L’aumônier a cette caractéristique unique d’avoir "le grade miroir", c’est-à-dire que quand il est avec un caporal-chef il est caporal-chef, quand il est avec un capitaine il est capitaine et quand il est avec un général il est général. Cela facilite les choses. Le grade miroir permet d’être de plain-pied avec tout le monde et donc permet avec simplicité, en restant à sa place, de faire des remontées directes. Il apporte aussi des éléments sur la réalité religieuse de l’endroit où il se trouve. Comprendre les convictions fondamentales de celui qui me fait face participe de manière décisive à la compréhension du terrain, de la tactique et de la stratégie. Il est évident que je ne me bats pas de la même manière en fonction des convictions qui sont les miennes ou de l’absence de convictions qui sont les miennes. L’aumônier est là aussi pour éclairer le commandement sur ce sujet.

Par exemple ?
Lorsque je suis arrivé en 2017, le Saint-Siège venait de ratifier le Traité d’interdiction des armements nucléaires, le TIAN ou Ban Treaty, et immédiatement l’armée française m’a interrogé à ce sujet. J’ai apporté au commandement des éléments de compréhension des propos du Saint-Siège, et au Saint-Siège des éléments sur la façon dont la France pouvait concevoir la dissuasion nucléaire.

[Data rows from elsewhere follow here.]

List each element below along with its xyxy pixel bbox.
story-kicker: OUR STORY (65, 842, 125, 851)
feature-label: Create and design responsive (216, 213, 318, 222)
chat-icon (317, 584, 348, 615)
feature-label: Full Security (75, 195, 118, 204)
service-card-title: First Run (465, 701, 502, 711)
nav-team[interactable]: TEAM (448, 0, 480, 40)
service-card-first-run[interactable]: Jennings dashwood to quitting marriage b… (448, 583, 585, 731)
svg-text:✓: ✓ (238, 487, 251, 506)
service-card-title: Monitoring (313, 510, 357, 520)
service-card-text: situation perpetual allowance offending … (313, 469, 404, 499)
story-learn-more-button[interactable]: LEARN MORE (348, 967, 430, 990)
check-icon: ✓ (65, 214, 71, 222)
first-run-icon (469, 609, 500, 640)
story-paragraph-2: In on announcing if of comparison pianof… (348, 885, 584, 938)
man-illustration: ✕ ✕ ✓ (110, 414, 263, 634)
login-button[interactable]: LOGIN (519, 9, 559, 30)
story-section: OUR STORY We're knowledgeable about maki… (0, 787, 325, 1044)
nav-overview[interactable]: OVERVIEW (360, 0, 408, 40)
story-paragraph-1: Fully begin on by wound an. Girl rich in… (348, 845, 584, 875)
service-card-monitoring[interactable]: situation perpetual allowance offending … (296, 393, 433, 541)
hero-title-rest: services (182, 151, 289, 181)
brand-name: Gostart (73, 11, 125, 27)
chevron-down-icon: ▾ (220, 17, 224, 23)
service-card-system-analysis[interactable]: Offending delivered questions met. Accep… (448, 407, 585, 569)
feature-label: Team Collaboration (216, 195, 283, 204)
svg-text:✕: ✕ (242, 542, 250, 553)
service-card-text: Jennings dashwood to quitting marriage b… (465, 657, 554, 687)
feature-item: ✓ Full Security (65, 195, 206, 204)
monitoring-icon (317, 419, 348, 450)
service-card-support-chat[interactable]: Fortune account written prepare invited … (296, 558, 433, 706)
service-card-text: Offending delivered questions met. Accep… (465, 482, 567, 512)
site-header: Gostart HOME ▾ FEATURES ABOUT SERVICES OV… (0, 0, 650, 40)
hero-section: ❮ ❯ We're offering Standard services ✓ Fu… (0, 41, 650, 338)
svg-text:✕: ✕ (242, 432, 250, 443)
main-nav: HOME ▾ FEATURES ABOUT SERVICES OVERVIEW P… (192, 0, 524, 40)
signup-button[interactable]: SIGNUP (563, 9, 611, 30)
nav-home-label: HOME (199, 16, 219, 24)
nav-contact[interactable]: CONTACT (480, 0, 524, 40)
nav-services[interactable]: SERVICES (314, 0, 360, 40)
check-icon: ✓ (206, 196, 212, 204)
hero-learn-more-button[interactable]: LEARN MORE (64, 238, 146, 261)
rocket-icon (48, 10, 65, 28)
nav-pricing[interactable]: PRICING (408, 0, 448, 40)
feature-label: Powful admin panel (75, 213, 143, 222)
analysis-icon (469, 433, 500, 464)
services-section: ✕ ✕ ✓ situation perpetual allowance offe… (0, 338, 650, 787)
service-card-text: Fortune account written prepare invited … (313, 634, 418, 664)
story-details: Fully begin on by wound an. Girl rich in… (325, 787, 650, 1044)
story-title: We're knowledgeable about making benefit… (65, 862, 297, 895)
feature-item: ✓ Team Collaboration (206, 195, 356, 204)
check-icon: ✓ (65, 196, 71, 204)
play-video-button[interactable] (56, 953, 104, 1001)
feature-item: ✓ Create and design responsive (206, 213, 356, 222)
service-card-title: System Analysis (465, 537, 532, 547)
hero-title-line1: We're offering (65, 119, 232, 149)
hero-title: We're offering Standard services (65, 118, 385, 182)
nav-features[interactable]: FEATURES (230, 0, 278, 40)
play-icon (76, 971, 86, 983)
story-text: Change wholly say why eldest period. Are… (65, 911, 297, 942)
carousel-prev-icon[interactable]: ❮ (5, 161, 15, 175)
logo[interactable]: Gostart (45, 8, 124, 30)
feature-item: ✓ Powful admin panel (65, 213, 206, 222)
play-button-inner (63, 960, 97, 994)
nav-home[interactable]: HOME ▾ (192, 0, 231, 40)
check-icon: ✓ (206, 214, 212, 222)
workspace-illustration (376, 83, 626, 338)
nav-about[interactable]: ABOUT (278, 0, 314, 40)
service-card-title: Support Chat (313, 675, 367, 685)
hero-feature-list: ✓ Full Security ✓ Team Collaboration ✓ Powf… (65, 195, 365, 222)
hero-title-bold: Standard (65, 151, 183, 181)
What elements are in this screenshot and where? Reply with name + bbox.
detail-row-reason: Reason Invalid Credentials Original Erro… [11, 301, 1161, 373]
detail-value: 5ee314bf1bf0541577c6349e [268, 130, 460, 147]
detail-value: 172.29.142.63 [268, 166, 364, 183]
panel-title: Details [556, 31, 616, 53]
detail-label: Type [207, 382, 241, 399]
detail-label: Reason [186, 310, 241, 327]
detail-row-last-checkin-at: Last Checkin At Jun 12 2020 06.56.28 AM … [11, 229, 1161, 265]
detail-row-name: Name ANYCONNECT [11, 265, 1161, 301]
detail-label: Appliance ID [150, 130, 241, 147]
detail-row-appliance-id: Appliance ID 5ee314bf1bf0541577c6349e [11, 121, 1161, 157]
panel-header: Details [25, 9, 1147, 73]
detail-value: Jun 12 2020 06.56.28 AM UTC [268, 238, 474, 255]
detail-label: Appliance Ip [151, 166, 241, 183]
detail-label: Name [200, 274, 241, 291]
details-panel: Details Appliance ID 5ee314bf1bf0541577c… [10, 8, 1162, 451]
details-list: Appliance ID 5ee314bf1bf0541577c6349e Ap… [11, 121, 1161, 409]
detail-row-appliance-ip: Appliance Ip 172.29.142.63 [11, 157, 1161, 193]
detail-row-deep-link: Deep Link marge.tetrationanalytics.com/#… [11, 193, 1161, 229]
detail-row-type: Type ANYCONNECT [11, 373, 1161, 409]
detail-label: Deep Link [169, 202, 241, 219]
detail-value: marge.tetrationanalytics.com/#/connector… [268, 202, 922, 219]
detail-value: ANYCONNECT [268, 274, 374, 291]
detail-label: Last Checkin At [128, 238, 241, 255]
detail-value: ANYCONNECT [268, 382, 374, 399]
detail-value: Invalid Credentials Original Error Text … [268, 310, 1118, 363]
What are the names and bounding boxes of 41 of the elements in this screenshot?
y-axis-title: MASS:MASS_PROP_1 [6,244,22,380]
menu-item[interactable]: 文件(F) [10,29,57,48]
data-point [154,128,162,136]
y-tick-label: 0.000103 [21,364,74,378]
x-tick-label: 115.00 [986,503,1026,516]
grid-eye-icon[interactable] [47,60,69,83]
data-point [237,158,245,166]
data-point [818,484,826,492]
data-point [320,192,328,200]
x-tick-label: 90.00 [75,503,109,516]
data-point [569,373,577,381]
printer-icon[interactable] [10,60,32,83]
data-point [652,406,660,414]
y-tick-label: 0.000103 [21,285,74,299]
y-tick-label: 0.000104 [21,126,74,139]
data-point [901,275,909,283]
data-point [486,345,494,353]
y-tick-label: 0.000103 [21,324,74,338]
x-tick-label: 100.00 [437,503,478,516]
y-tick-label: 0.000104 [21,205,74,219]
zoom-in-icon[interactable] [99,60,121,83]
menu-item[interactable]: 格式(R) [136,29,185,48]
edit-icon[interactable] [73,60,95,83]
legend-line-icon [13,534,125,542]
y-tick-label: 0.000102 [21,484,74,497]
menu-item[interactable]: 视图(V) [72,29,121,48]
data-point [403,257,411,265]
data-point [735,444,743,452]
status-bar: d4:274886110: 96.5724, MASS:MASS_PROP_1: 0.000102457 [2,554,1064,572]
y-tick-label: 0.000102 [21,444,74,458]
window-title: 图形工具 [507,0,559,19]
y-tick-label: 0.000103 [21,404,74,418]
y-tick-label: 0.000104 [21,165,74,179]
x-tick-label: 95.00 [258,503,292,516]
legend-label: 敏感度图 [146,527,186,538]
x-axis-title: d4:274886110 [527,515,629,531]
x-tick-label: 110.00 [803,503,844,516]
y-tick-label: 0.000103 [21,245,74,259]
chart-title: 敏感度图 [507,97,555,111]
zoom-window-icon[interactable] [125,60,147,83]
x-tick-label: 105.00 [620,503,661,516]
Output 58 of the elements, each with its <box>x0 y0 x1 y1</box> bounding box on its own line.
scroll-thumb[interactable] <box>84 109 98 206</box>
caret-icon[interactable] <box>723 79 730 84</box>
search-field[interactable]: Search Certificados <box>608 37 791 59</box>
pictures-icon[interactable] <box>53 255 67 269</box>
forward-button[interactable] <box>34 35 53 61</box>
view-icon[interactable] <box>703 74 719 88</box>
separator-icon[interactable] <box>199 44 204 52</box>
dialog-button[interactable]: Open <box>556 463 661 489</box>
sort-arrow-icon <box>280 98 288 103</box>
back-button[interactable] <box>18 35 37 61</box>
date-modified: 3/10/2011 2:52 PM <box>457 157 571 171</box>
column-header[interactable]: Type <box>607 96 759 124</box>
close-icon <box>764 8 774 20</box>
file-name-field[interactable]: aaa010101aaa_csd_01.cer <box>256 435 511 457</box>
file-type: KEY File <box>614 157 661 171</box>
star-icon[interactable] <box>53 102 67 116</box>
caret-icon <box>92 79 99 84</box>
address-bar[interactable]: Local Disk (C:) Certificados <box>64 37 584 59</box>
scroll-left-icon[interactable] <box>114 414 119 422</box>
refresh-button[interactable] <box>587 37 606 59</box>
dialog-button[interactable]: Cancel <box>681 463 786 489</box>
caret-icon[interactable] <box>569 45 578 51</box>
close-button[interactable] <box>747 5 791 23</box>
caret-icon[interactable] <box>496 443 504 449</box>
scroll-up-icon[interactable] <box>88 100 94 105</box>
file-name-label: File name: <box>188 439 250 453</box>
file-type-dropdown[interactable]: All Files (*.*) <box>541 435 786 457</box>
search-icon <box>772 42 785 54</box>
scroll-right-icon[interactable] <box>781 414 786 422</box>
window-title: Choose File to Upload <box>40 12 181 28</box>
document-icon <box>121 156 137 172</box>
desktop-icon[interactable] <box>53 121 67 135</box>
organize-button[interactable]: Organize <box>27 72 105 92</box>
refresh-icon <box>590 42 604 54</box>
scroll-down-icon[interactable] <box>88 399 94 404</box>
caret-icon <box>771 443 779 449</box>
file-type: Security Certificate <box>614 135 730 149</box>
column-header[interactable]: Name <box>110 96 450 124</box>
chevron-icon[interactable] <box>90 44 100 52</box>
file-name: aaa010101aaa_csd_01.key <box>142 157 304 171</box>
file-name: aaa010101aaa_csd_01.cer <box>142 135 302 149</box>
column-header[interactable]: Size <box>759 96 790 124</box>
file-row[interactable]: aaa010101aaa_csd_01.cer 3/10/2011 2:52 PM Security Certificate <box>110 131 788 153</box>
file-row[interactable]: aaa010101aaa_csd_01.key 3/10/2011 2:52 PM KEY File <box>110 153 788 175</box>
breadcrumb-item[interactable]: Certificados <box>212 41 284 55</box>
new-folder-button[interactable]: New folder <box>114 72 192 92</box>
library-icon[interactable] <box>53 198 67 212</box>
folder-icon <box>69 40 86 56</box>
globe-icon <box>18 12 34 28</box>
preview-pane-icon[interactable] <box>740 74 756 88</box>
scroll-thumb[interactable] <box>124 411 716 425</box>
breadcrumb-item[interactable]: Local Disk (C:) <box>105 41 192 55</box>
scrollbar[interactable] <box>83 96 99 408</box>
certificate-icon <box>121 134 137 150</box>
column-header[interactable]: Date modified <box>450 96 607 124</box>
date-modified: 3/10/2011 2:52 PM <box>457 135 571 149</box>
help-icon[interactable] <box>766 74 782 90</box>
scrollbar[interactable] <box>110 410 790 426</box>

La situation de l’aumônerie militaire en France est remarquable. L’évêque aux armées françaises nommé par le pape a un statut d’aumônier militaire. Je suis donc un officier sous contrat, je suis en uniforme - différent selon les corps que j'accompagne - et partie intégrante de l’armée. Mes confrères américains, anglais ou canadiens, ne sont pas militaires.

Le Pape rappelle presque chaque dimanche que la guerre est toujours une défaite. Dans son encyclique Fratelli tutti, il a remis en cause le principe de la guerre juste. Comment les militaires catholiques reçoivent-ils l’enseignement du pape ?
Le Pape a une parole prophétique : la guerre est toujours un désastre. D'ailleurs les militaires détestent la guerre. Le pape souligne avec raison la folie humaine qui souvent s’y déploie.

Sur l’aspect de guerre juste, c’est un problème de signification des mots. La tradition de ce concept remonte aux philosophes grecs, à saint Thomas d’Aquin, saint Augustin, elle est ancrée par des siècles de recherche théologique. Elle établit un certain nombre de critères intéressants. Est-ce que l’autorité est légitime, est-ce que la cause est juste, est-ce que les moyens sont proportionnés ? Cela aide à réfléchir. Le drame, c’est que cela peut aussi conduire à se donner un peu rapidement bonne conscience. Se dire qu’il y a des guerres justes et que naturellement je suis du bon côté, me renforce dans mon appétence pour la faire. D’une certaine manière, les critères de la guerre dite "juste" sont remarquables pour me faire réfléchir et m’empêcher de faire la guerre. Ces critères sont redoutables s’ils m’incitent à faire la guerre. Le pape insiste avec raison sur le fait que parler d'une guerre juste me donne une sorte d’absolution préventive personnelle qui est parfois de nature à obscurcir les choses, ou à manipuler l’opinion publique. L’expression étant ambiguë, il convient d’y prendre garde.